Now it seems the government that convicted him may be guilty of the same
crimes.
Extensive investigative reporting by Dutch newspaper Trouw
and news program Nieuwsuur revealed that the government had sent
support to 22 armed groups in Syria – including Jabhat al-Shamiya – to the
tune of €25 million (almost $30 million).
The goal of the Dutch program, which began in 2015, was to provide
"non-lethal support" to the Free Syrian Army – of which Jabhat
al-Shamiya is a part. That support has included sending pickup-trucks,
cameras, satellite telephones, food, uniforms, medical supplies, and even
laptop computers, to rebel groups. The shipments, indeed much of the
program, has been conducted "in the deepest secret," Trouw
reports.
But Jabhat al-Shamiya, or the Levant Front, is not just part of the Free
Syrian Army: it is a partner of Ahrar al Sham, an Islamist militant group
founded by a former al-Qaida member, which has committed attacks with
al-Qaida in Aleppo and elsewhere. More significantly, even as the Dutch
government was sending millions of euros in aid, the country's federal
prosecutor had already declared the group a terror organization.

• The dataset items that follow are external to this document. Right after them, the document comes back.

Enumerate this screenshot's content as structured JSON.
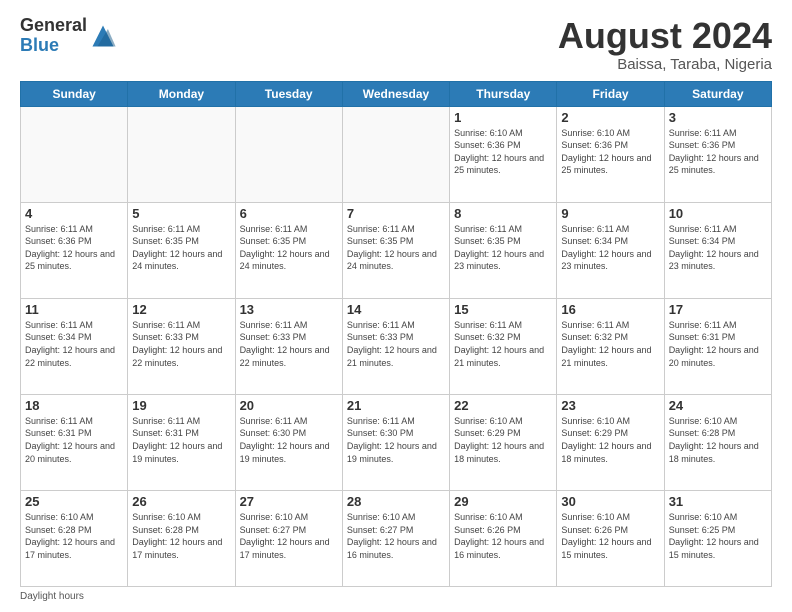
{
  "header": {
    "logo_line1": "General",
    "logo_line2": "Blue",
    "month_year": "August 2024",
    "location": "Baissa, Taraba, Nigeria"
  },
  "days_of_week": [
    "Sunday",
    "Monday",
    "Tuesday",
    "Wednesday",
    "Thursday",
    "Friday",
    "Saturday"
  ],
  "footer": {
    "note": "Daylight hours"
  },
  "weeks": [
    [
      {
        "day": "",
        "info": ""
      },
      {
        "day": "",
        "info": ""
      },
      {
        "day": "",
        "info": ""
      },
      {
        "day": "",
        "info": ""
      },
      {
        "day": "1",
        "info": "Sunrise: 6:10 AM\nSunset: 6:36 PM\nDaylight: 12 hours\nand 25 minutes."
      },
      {
        "day": "2",
        "info": "Sunrise: 6:10 AM\nSunset: 6:36 PM\nDaylight: 12 hours\nand 25 minutes."
      },
      {
        "day": "3",
        "info": "Sunrise: 6:11 AM\nSunset: 6:36 PM\nDaylight: 12 hours\nand 25 minutes."
      }
    ],
    [
      {
        "day": "4",
        "info": "Sunrise: 6:11 AM\nSunset: 6:36 PM\nDaylight: 12 hours\nand 25 minutes."
      },
      {
        "day": "5",
        "info": "Sunrise: 6:11 AM\nSunset: 6:35 PM\nDaylight: 12 hours\nand 24 minutes."
      },
      {
        "day": "6",
        "info": "Sunrise: 6:11 AM\nSunset: 6:35 PM\nDaylight: 12 hours\nand 24 minutes."
      },
      {
        "day": "7",
        "info": "Sunrise: 6:11 AM\nSunset: 6:35 PM\nDaylight: 12 hours\nand 24 minutes."
      },
      {
        "day": "8",
        "info": "Sunrise: 6:11 AM\nSunset: 6:35 PM\nDaylight: 12 hours\nand 23 minutes."
      },
      {
        "day": "9",
        "info": "Sunrise: 6:11 AM\nSunset: 6:34 PM\nDaylight: 12 hours\nand 23 minutes."
      },
      {
        "day": "10",
        "info": "Sunrise: 6:11 AM\nSunset: 6:34 PM\nDaylight: 12 hours\nand 23 minutes."
      }
    ],
    [
      {
        "day": "11",
        "info": "Sunrise: 6:11 AM\nSunset: 6:34 PM\nDaylight: 12 hours\nand 22 minutes."
      },
      {
        "day": "12",
        "info": "Sunrise: 6:11 AM\nSunset: 6:33 PM\nDaylight: 12 hours\nand 22 minutes."
      },
      {
        "day": "13",
        "info": "Sunrise: 6:11 AM\nSunset: 6:33 PM\nDaylight: 12 hours\nand 22 minutes."
      },
      {
        "day": "14",
        "info": "Sunrise: 6:11 AM\nSunset: 6:33 PM\nDaylight: 12 hours\nand 21 minutes."
      },
      {
        "day": "15",
        "info": "Sunrise: 6:11 AM\nSunset: 6:32 PM\nDaylight: 12 hours\nand 21 minutes."
      },
      {
        "day": "16",
        "info": "Sunrise: 6:11 AM\nSunset: 6:32 PM\nDaylight: 12 hours\nand 21 minutes."
      },
      {
        "day": "17",
        "info": "Sunrise: 6:11 AM\nSunset: 6:31 PM\nDaylight: 12 hours\nand 20 minutes."
      }
    ],
    [
      {
        "day": "18",
        "info": "Sunrise: 6:11 AM\nSunset: 6:31 PM\nDaylight: 12 hours\nand 20 minutes."
      },
      {
        "day": "19",
        "info": "Sunrise: 6:11 AM\nSunset: 6:31 PM\nDaylight: 12 hours\nand 19 minutes."
      },
      {
        "day": "20",
        "info": "Sunrise: 6:11 AM\nSunset: 6:30 PM\nDaylight: 12 hours\nand 19 minutes."
      },
      {
        "day": "21",
        "info": "Sunrise: 6:11 AM\nSunset: 6:30 PM\nDaylight: 12 hours\nand 19 minutes."
      },
      {
        "day": "22",
        "info": "Sunrise: 6:10 AM\nSunset: 6:29 PM\nDaylight: 12 hours\nand 18 minutes."
      },
      {
        "day": "23",
        "info": "Sunrise: 6:10 AM\nSunset: 6:29 PM\nDaylight: 12 hours\nand 18 minutes."
      },
      {
        "day": "24",
        "info": "Sunrise: 6:10 AM\nSunset: 6:28 PM\nDaylight: 12 hours\nand 18 minutes."
      }
    ],
    [
      {
        "day": "25",
        "info": "Sunrise: 6:10 AM\nSunset: 6:28 PM\nDaylight: 12 hours\nand 17 minutes."
      },
      {
        "day": "26",
        "info": "Sunrise: 6:10 AM\nSunset: 6:28 PM\nDaylight: 12 hours\nand 17 minutes."
      },
      {
        "day": "27",
        "info": "Sunrise: 6:10 AM\nSunset: 6:27 PM\nDaylight: 12 hours\nand 17 minutes."
      },
      {
        "day": "28",
        "info": "Sunrise: 6:10 AM\nSunset: 6:27 PM\nDaylight: 12 hours\nand 16 minutes."
      },
      {
        "day": "29",
        "info": "Sunrise: 6:10 AM\nSunset: 6:26 PM\nDaylight: 12 hours\nand 16 minutes."
      },
      {
        "day": "30",
        "info": "Sunrise: 6:10 AM\nSunset: 6:26 PM\nDaylight: 12 hours\nand 15 minutes."
      },
      {
        "day": "31",
        "info": "Sunrise: 6:10 AM\nSunset: 6:25 PM\nDaylight: 12 hours\nand 15 minutes."
      }
    ]
  ]
}
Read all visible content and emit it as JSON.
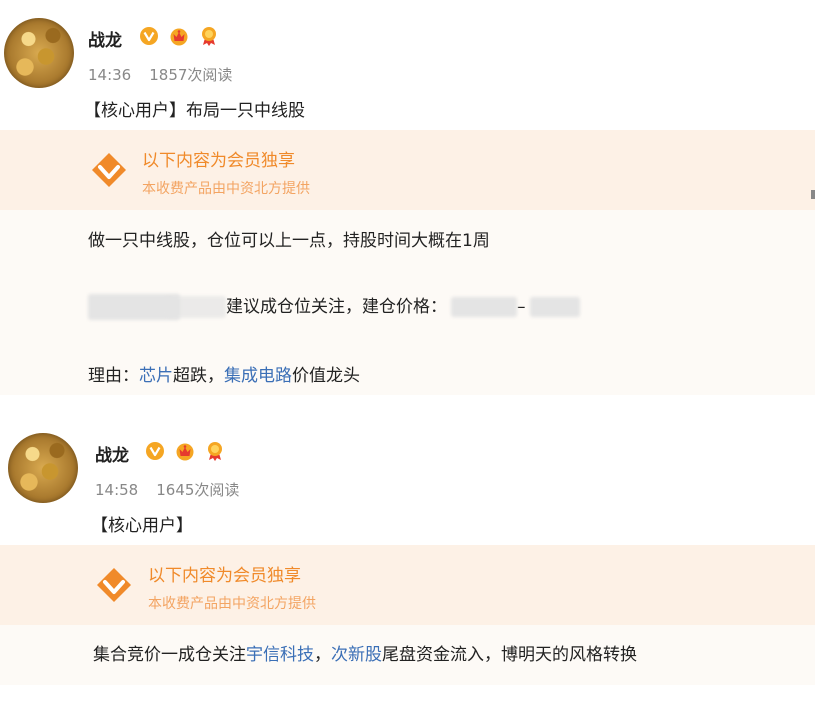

More worrisome is the fact that alarms had been sounded previously. In
2017, online news site Novini reported cautions by Foreign Affairs
Minister Bert Koenders that such aid could land in the hands of ISIS and
related terror groups. Other warnings had come from aid groups like Human
Rights Watch, and from the United States, where Hawaiian U.S. Rep. Tulsi Gabbard
proposed the "Stop Arming Terrorists Act," fearing that
U.S. aid could also land in the wrong hands.
In subsequent reporting, Nieuwsuur revealed that "from 2016 to early 2018, Holland
supported the Sultan Murad Brigade with pickup trucks and uniforms, all
while during the same time period, this brigade, according to human rights
organizations, was guilty of war crimes.
"The brigade used child soldiers for its battles, and was involved
in the attack on a Kurdish neighborhood, Sheik Maqsoud, where 83 civilians,
including 30 children, were killed."
Notably, the journalists behind the Trouw and Nieuwsuur report
found it nearly impossible to learn exactly which "moderate"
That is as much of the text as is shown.